O projeto também pretende testar a aplicação do imunizante por via nasal, o que pode aumentar a resposta imune. No entanto, Maltempi afirma que "falta gente" para trabalhar nessa frente da iniciativa e, por isso, essa parte dos esforços foi adiada.

No momento, a pesquisa se encontra em estudo pré-clínico - quando são feitos testes em animais. A intenção era finalizar essa etapa até o final deste ano, mas, por conta de atrasos de orçamento, a perspectiva atual é que essa fase fique para o primeiro semestre de 2022.

Mesmo assim, existe a dúvida. Maltempi mostra-se receoso, principalmente, porque o novo corte no orçamento do MCTI "deve afetar novos editais que estariam programados para o ano que vem", aos quais ele pretendia concorrer.

Até agora a pesquisa de Maltempi recebeu do MCTI um investimento de aproximadamente R$ 237 mil em julho do ano passado. "É um valor pequeno, que foi suficiente para provar que o conceito funcionava", afirma o professor. Por isso, ele precisou buscar outros modos para financiar o estudo, como um aporte de aproximadamente R$ 700 mil do governo do Paraná.
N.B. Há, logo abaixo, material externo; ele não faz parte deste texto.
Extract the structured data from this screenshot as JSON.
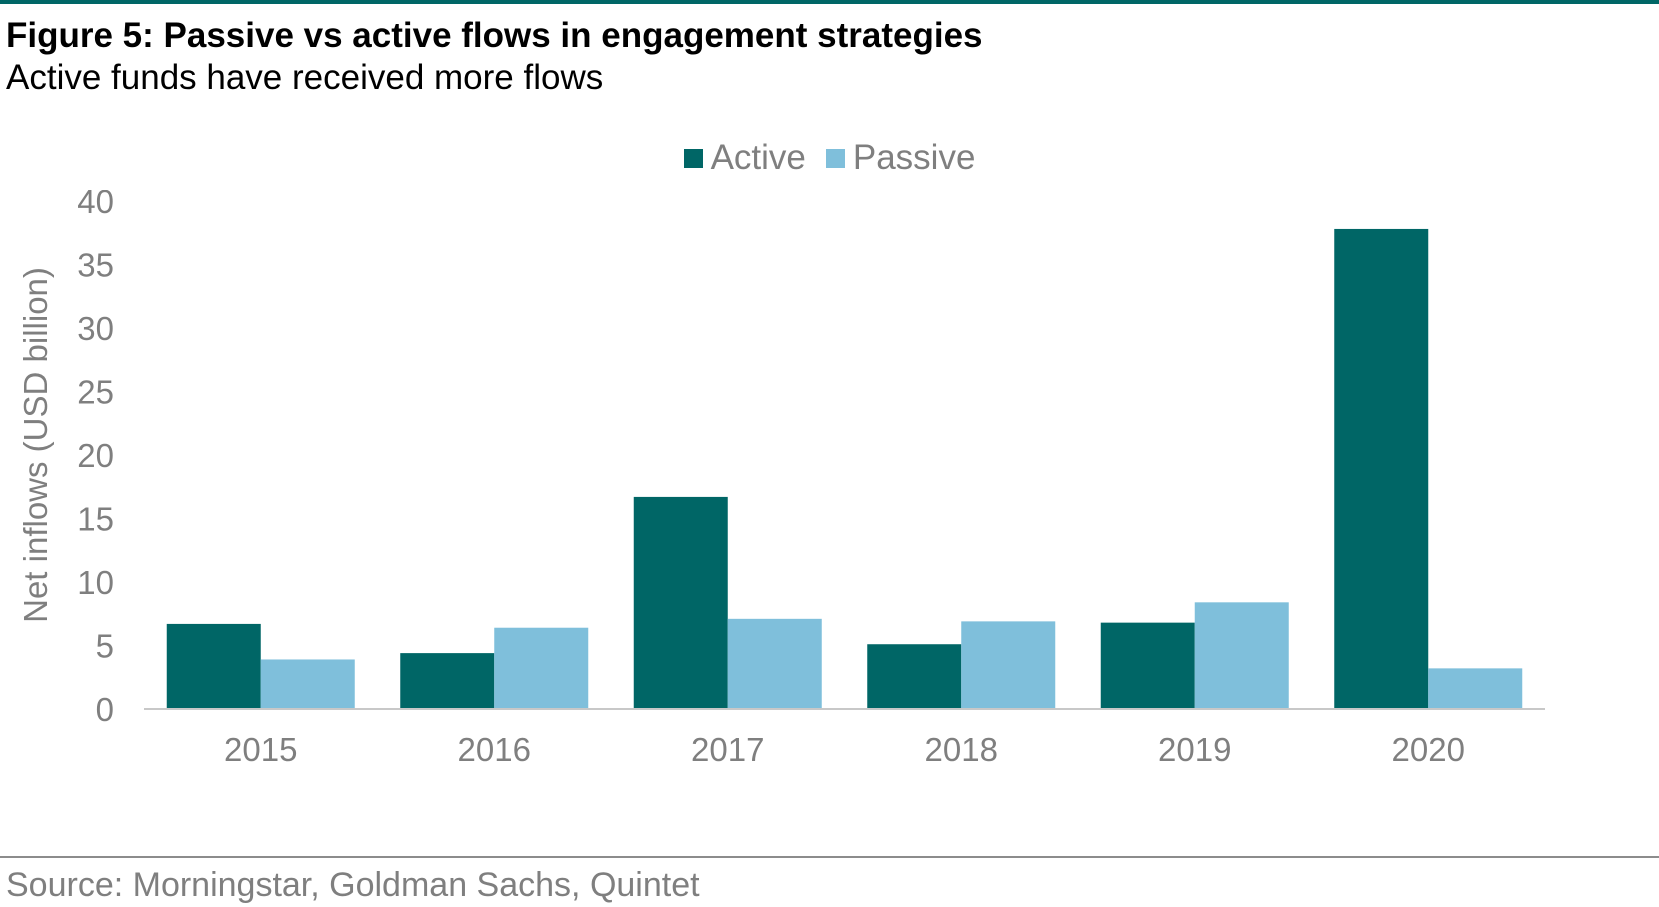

Também foi criada uma campanha na internet para a população colaborar com doações.

A meta é angariar R$ 76 milhões, valor que Maltempi estima ser suficiente para a fase de estudos em humanos. Por enquanto, segundo o portal da transparência da ação, foram reunidos cerca de R$ 182 mil. "Esse é um valor menor do que o de outros projetos, que podem chegar até R$ 300 milhões", afirma.
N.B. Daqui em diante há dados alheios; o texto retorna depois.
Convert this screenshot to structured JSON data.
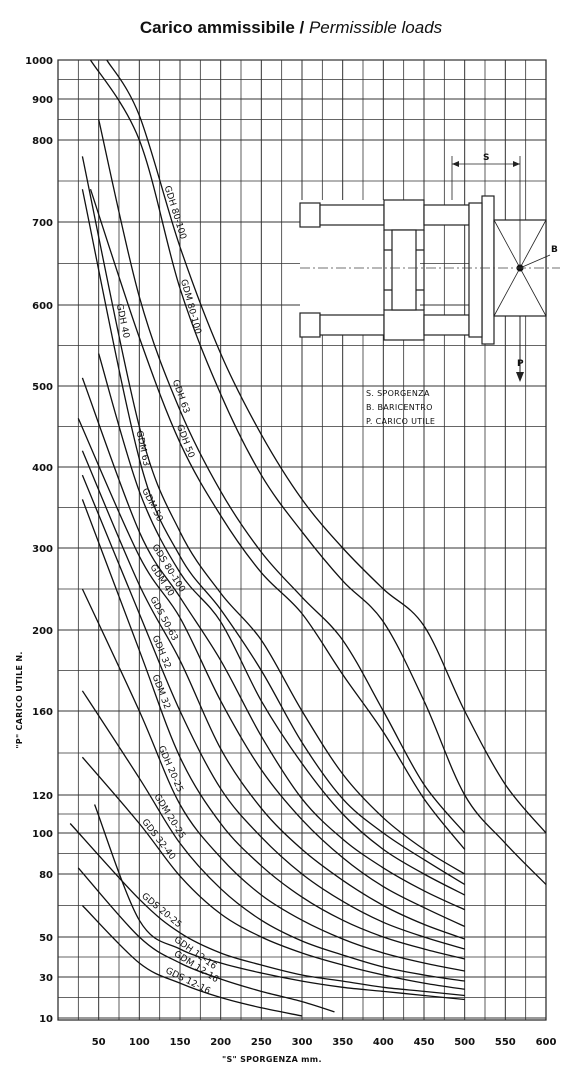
{
  "title": {
    "bold": "Carico ammissibile /",
    "italic": " Permissible loads"
  },
  "chart_data": {
    "type": "line",
    "title": "Carico ammissibile / Permissible loads",
    "xlabel": "\"S\" SPORGENZA  mm.",
    "ylabel": "\"P\" CARICO UTILE  N.",
    "x_ticks": [
      50,
      100,
      150,
      200,
      250,
      300,
      350,
      400,
      450,
      500,
      550,
      600
    ],
    "y_ticks": [
      10,
      30,
      50,
      80,
      100,
      120,
      160,
      200,
      300,
      400,
      500,
      600,
      700,
      800,
      900,
      1000
    ],
    "xlim": [
      0,
      600
    ],
    "grid": true,
    "series": [
      {
        "name": "GDH 80-100",
        "x": [
          60,
          100,
          150,
          200,
          250,
          300,
          350,
          400,
          450,
          500,
          550,
          600
        ],
        "y": [
          1000,
          860,
          670,
          540,
          440,
          360,
          300,
          250,
          205,
          160,
          125,
          100
        ]
      },
      {
        "name": "GDM 80-100",
        "x": [
          40,
          100,
          150,
          200,
          250,
          300,
          350,
          400,
          450,
          500,
          550,
          600
        ],
        "y": [
          1000,
          800,
          620,
          490,
          390,
          320,
          260,
          210,
          165,
          120,
          95,
          75
        ]
      },
      {
        "name": "GDH 63",
        "x": [
          50,
          100,
          150,
          200,
          250,
          300,
          350,
          400,
          450,
          500
        ],
        "y": [
          850,
          610,
          470,
          370,
          295,
          240,
          195,
          160,
          125,
          100
        ]
      },
      {
        "name": "GDH 50",
        "x": [
          40,
          100,
          150,
          200,
          250,
          300,
          350,
          400,
          450,
          500
        ],
        "y": [
          740,
          560,
          430,
          340,
          270,
          220,
          178,
          150,
          118,
          92
        ]
      },
      {
        "name": "GDH 40",
        "x": [
          30,
          100,
          150,
          200,
          250,
          300,
          350,
          400,
          450,
          500
        ],
        "y": [
          780,
          450,
          320,
          245,
          195,
          160,
          130,
          108,
          92,
          80
        ]
      },
      {
        "name": "GDM 63",
        "x": [
          30,
          100,
          150,
          200,
          250,
          300,
          350,
          400,
          450,
          500
        ],
        "y": [
          740,
          410,
          290,
          225,
          180,
          145,
          118,
          100,
          87,
          75
        ]
      },
      {
        "name": "GDM 50",
        "x": [
          50,
          100,
          150,
          200,
          250,
          300,
          350,
          400,
          450,
          500
        ],
        "y": [
          540,
          370,
          270,
          210,
          165,
          135,
          110,
          92,
          80,
          70
        ]
      },
      {
        "name": "GDS 80-100",
        "x": [
          30,
          100,
          150,
          200,
          250,
          300,
          350,
          400,
          450,
          500
        ],
        "y": [
          510,
          320,
          240,
          185,
          148,
          118,
          97,
          83,
          72,
          63
        ]
      },
      {
        "name": "GDM 40",
        "x": [
          25,
          100,
          150,
          200,
          250,
          300,
          350,
          400,
          450,
          500
        ],
        "y": [
          460,
          290,
          215,
          165,
          132,
          107,
          88,
          74,
          64,
          55
        ]
      },
      {
        "name": "GDS 50-63",
        "x": [
          30,
          100,
          150,
          200,
          250,
          300,
          350,
          400,
          450,
          500
        ],
        "y": [
          420,
          255,
          185,
          142,
          113,
          92,
          77,
          65,
          56,
          49
        ]
      },
      {
        "name": "GDH 32",
        "x": [
          30,
          100,
          150,
          200,
          250,
          300,
          350,
          400,
          450,
          500
        ],
        "y": [
          390,
          220,
          160,
          123,
          98,
          80,
          67,
          57,
          50,
          44
        ]
      },
      {
        "name": "GDM 32",
        "x": [
          30,
          100,
          150,
          200,
          250,
          300,
          350,
          400,
          450,
          500
        ],
        "y": [
          360,
          190,
          138,
          105,
          84,
          69,
          58,
          50,
          44,
          39
        ]
      },
      {
        "name": "GDH 20-25",
        "x": [
          30,
          100,
          150,
          200,
          250,
          300,
          350,
          400,
          450,
          500
        ],
        "y": [
          250,
          160,
          115,
          88,
          70,
          58,
          49,
          42,
          37,
          33
        ]
      },
      {
        "name": "GDM 20-25",
        "x": [
          30,
          100,
          150,
          200,
          250,
          300,
          350,
          400,
          450,
          500
        ],
        "y": [
          170,
          128,
          95,
          73,
          58,
          48,
          41,
          35,
          31,
          28
        ]
      },
      {
        "name": "GDS 32-40",
        "x": [
          30,
          100,
          150,
          200,
          250,
          300,
          350,
          400,
          450,
          500
        ],
        "y": [
          138,
          105,
          79,
          61,
          50,
          42,
          36,
          31,
          27,
          24
        ]
      },
      {
        "name": "GDS 20-25",
        "x": [
          15,
          100,
          150,
          200,
          250,
          300,
          350,
          400,
          450,
          500
        ],
        "y": [
          105,
          68,
          52,
          42,
          36,
          31,
          28,
          25,
          23,
          21
        ]
      },
      {
        "name": "GDH 12-16",
        "x": [
          45,
          100,
          150,
          200,
          250,
          300,
          350,
          400,
          450,
          500
        ],
        "y": [
          115,
          58,
          44,
          37,
          32,
          28,
          25,
          23,
          21,
          19
        ]
      },
      {
        "name": "GDM 12-16",
        "x": [
          25,
          100,
          150,
          200,
          250,
          300,
          340
        ],
        "y": [
          83,
          50,
          37,
          29,
          23,
          18,
          13
        ]
      },
      {
        "name": "GDS 12-16",
        "x": [
          30,
          100,
          150,
          200,
          250,
          300
        ],
        "y": [
          65,
          37,
          27,
          20,
          15,
          11
        ]
      }
    ]
  },
  "curve_labels": [
    {
      "text": "GDH 80-100",
      "series": "GDH 80-100"
    },
    {
      "text": "GDM 80-100",
      "series": "GDM 80-100"
    },
    {
      "text": "GDH 63",
      "series": "GDH 63"
    },
    {
      "text": "GDH 50",
      "series": "GDH 50"
    },
    {
      "text": "GDH 40",
      "series": "GDH 40"
    },
    {
      "text": "GDM 63",
      "series": "GDM 63"
    },
    {
      "text": "GDM 50",
      "series": "GDM 50"
    },
    {
      "text": "GDS 80-100",
      "series": "GDS 80-100"
    },
    {
      "text": "GDM 40",
      "series": "GDM 40"
    },
    {
      "text": "GDS 50-63",
      "series": "GDS 50-63"
    },
    {
      "text": "GDH 32",
      "series": "GDH 32"
    },
    {
      "text": "GDM 32",
      "series": "GDM 32"
    },
    {
      "text": "GDH 20-25",
      "series": "GDH 20-25"
    },
    {
      "text": "GDM 20-25",
      "series": "GDM 20-25"
    },
    {
      "text": "GDS 32-40",
      "series": "GDS 32-40"
    },
    {
      "text": "GDS 20-25",
      "series": "GDS 20-25"
    },
    {
      "text": "GDH 12-16",
      "series": "GDH 12-16"
    },
    {
      "text": "GDM 12-16",
      "series": "GDM 12-16"
    },
    {
      "text": "GDS 12-16",
      "series": "GDS 12-16"
    }
  ],
  "diagram": {
    "s_label": "S",
    "b_label": "B",
    "p_label": "P",
    "legend": [
      "S. SPORGENZA",
      "B. BARICENTRO",
      "P. CARICO UTILE"
    ]
  }
}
Professor da Faculdade de Medicina da USP (Universidade de São Paulo), Jorge Kalil também desenvolve uma vacina nacional contra a Covid-19 e demonstra preocupações quanto ao futuro da pesquisa. Ele entrou na semana passada com pedido à Anvisa (Agência Nacional de Vigilância Sanitária) para iniciar testes em humanos.

O projeto, um spray imunizante aplicado pelo nariz, é realizado no laboratório do Incor (Instituto do Coração) do Hospital das Clínicas da USP e conta com verbas do MCTI, como um aporte, em abril do ano passado, de R$ 4,5 milhões.

Para seguir com os trabalhos, Kalil planeja inscrever a pesquisa em um edital do ministério para projetos que farão ensaios clínicos de fases 1 e 2. Em cada projeto selecionado, a pasta investirá até R$ 30 milhões, segundo o texto do edital. No entanto, o cientista preocupa-se se, diante do corte recente, o valor previsto será de fato liberado.

Kalil também ressalta que o corte na Ciência pode afetar os recursos para bolsas de mestrado, doutorado e pós-doutorado. São os bolsistas, ele lembra, grande parte da mão de obra da pesquisa brasileira - seu projeto no Incor não foge a esse padrão.

Para driblar as incertezas do momento, ele tem buscado apoio na iniciativa privada. "Estamos conversando com alguns laboratórios privados brasileiros que poderiam conduzir a vacina e que também participariam de todo esse esforço para fazer os testes", afirma.

A reportagem procurou o ministério para comentar o assunto, mas a pasta não respondeu até a conclusão da reportagem.